Ela fica parada olhando pra ele. Então pega a bolsa que está no compartimento
acima da cabeça dela e joga pra ele, que tira o bilhete e mostra pra ela.
-
Viu, poltrona 33.
-
Como assim?
-
Viu!
Finalmente
o motorista aparece para intervir.
- O
que está acontecendo aqui?
-
Ele está no meu lugar. – fala e entrega o bilhete para o motorista que confere.
- Não
estou não. – diz ele.
-
Senhor? – diz o motorista olhando com cara de reprovação.
-
Caramba parece que ninguém aqui confia em mim mesmo.

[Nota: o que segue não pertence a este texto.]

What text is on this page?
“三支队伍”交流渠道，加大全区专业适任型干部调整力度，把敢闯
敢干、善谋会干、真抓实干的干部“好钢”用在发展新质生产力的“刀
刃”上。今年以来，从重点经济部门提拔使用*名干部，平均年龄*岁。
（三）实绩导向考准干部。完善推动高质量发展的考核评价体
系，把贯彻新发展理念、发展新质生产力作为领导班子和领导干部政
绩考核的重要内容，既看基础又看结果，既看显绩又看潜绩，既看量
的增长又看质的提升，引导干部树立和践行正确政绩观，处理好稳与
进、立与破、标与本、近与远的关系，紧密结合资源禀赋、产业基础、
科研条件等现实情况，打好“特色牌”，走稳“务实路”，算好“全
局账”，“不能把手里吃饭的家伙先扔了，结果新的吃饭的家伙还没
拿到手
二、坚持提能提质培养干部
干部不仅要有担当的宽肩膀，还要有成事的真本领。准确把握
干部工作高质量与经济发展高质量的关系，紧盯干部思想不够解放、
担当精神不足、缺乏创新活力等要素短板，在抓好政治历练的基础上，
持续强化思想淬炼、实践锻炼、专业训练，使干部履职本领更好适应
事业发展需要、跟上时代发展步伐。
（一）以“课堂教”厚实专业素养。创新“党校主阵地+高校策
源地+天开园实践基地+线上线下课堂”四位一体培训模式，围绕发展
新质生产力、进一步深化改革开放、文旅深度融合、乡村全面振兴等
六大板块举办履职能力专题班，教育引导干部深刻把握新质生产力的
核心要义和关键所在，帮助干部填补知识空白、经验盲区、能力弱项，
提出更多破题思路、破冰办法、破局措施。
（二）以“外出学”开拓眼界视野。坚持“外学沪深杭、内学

O que será que tem de
errado comigo?
Saca
o bilhete, entrega para o motorista, que observa em silencio.
- E
aí diz pra ela como eu não estou na poltrona errada.
- É realmente
ele não está na poltrona errada.
Ele
abre um sorriso de comemoração. Ela se põe a questionar.
-
Mas como...
-
Ele está no ônibus errado.
O
sorriso dele some da cara. Enquanto o dela aparece.
- O
seu é aquele do lado que já saindo, se o senhor não correr vai perder.
Ele
junta as coisas e sai rapidamente. Ela senta vitoriosa.
Ele
ainda está com o livro aberto na mesma pagina. Ela ainda não parou de falar.
- Eu
acho que deveriam lançar um Kama-sutra, com posições para dormir no ônibus de
viagem.
Ele
só balança a cabeça.
-
Cometa-sutra, é um bom nome. Cometa-sutra.
Um
homem chega perto da poltrona deles e para. Ela fica em silencio. O homem
confere o bilhete, o numero, o bilhete o numero.
- O
senhor está na minha poltrona.
-
Não.
-
Está sim. 33, essa é a minha poltrona. E dessa vez eu tenho certeza. –
argumenta o homem que a poucos minutos estava no ônibus errado.
O
homem saca o bilhete do bolso e confere, ele realmente está no errado, o seu é
o 36. Então ele fecha o livro e se encaminha para a poltrona correta, dando
graças a Deus por estar errado. O outro homem senta, dessa vez no lugar certo.
Silencio. A mulher que está na poltrona do lado, solta um suspiro.
- Eu
não sei porque, mas consigo dormir no ônibus de viagem.